The Lord has ALREADY redeemed Israel. The deed is done, and Israel no longer is in the hand of the enemy, Egypt, but is now safely in God’s hands and being led by His appointed Mediator Moses.
These defiant leaders in Israel say that they wish to give back their redemption and turn back into the hands of the enemy. I think you see where I’m going with this.
As Believers when we accept our redemption, several NT passages make it abundantly clear that we can, with our will, give that redemption back. Not accidentally. Not by committing some hidden sin.
But by deciding in our minds that we desire what the enemy can, and has in the past, provided us with (MORE than what our Savior and God has provided us with). While this may not be the total of all that blaspheming the Holy Spirit is, it is at least a good example.
Look; Satan is always tempting us and then accusing us when we fall to his temptations. But his goal isn’t to just be a thorn in our sides; the tempting is not merely to have us failing and then reconciling with God, over and over again, driving us crazy.
His real goal is to get us back. His end game is to get us to make the decision to give up our allegiance to God and go back to subservience to the enemy who had us until we made that decision to accept our redemption.
And that is because in the same way that by our will we first came to Jesus, by that same will we must surrender our redemption.

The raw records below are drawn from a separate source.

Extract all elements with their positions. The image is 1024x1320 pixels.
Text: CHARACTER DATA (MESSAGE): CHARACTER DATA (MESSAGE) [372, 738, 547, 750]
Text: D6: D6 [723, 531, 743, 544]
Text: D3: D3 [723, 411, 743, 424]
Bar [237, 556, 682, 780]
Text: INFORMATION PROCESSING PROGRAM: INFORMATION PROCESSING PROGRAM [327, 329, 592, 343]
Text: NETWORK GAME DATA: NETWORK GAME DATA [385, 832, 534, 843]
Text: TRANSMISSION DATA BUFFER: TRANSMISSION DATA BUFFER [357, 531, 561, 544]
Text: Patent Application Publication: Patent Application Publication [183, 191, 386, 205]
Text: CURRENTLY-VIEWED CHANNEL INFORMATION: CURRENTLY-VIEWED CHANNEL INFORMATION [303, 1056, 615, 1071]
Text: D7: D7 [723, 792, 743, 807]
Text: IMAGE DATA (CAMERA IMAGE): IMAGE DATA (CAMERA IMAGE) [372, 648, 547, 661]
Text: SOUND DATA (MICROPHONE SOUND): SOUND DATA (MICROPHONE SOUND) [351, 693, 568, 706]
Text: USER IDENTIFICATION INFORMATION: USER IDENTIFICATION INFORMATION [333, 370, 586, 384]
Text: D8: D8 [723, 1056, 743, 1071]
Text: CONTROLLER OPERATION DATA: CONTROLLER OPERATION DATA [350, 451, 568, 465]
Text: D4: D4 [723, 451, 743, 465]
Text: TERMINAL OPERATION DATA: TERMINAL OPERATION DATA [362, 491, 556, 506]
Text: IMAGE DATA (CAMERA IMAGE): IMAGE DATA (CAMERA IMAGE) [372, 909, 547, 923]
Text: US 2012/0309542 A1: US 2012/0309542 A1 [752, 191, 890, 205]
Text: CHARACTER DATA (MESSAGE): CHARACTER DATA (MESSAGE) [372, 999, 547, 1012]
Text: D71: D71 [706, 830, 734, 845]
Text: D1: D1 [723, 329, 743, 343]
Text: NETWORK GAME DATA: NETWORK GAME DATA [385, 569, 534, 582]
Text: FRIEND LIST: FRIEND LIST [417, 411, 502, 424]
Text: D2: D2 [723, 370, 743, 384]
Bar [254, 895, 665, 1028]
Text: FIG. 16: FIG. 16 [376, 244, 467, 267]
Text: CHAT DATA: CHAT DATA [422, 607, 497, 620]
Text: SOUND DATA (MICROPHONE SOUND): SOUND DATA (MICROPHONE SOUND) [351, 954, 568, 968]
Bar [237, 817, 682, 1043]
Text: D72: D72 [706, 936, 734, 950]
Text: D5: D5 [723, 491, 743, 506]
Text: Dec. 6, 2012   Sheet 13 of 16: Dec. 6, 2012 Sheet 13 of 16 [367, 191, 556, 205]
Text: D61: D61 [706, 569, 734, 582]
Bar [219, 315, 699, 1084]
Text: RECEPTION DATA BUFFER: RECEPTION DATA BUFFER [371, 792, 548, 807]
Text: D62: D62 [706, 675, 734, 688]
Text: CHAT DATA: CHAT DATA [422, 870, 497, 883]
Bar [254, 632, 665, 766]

That ought to make us shudder when we think about what it is we do when, even in the secret places of our hearts (which God knows), at times long to go back to the ways of the World and its pleasures and comforts we were accustomed. Or almost as bad, to mix the ways of the World that we have so enjoyed with the ways of the Kingdom of God.
Korah rejected his redemption. Korah rejected the Priesthood of God, which was the only means of atonement. Therefore Korah also rejected God’s method of atonement for his sins. Datan and Aviram also rejected their redemption. Several dozen others rejected it right along with them. We’re about to find out just what rejection of our redemption buys us.
But, before we come to the end of this blog post, allow me to point out one thing: notice that Datan and Aviram were of the tribe of Reuben. Reuben was the natural firstborn of Israel, and by all rights should have been the natural leader and authority over Israel.
But, a couple of hundred years earlier, Jacob rejected Reuben and bypassed him and gave the firstborn rights to Judah and Joseph, for Reuben had slept with Jacob’s concubine. These descendants of Reuben, after all, this time, still had not accepted God’s will, given through Jacob, that THEY would not lead Israel.
Over two centuries of bitterness was boiling over. The problem for Korah, Datan, and Aviram is that God took this personally and nothing good ever happens when that’s the case.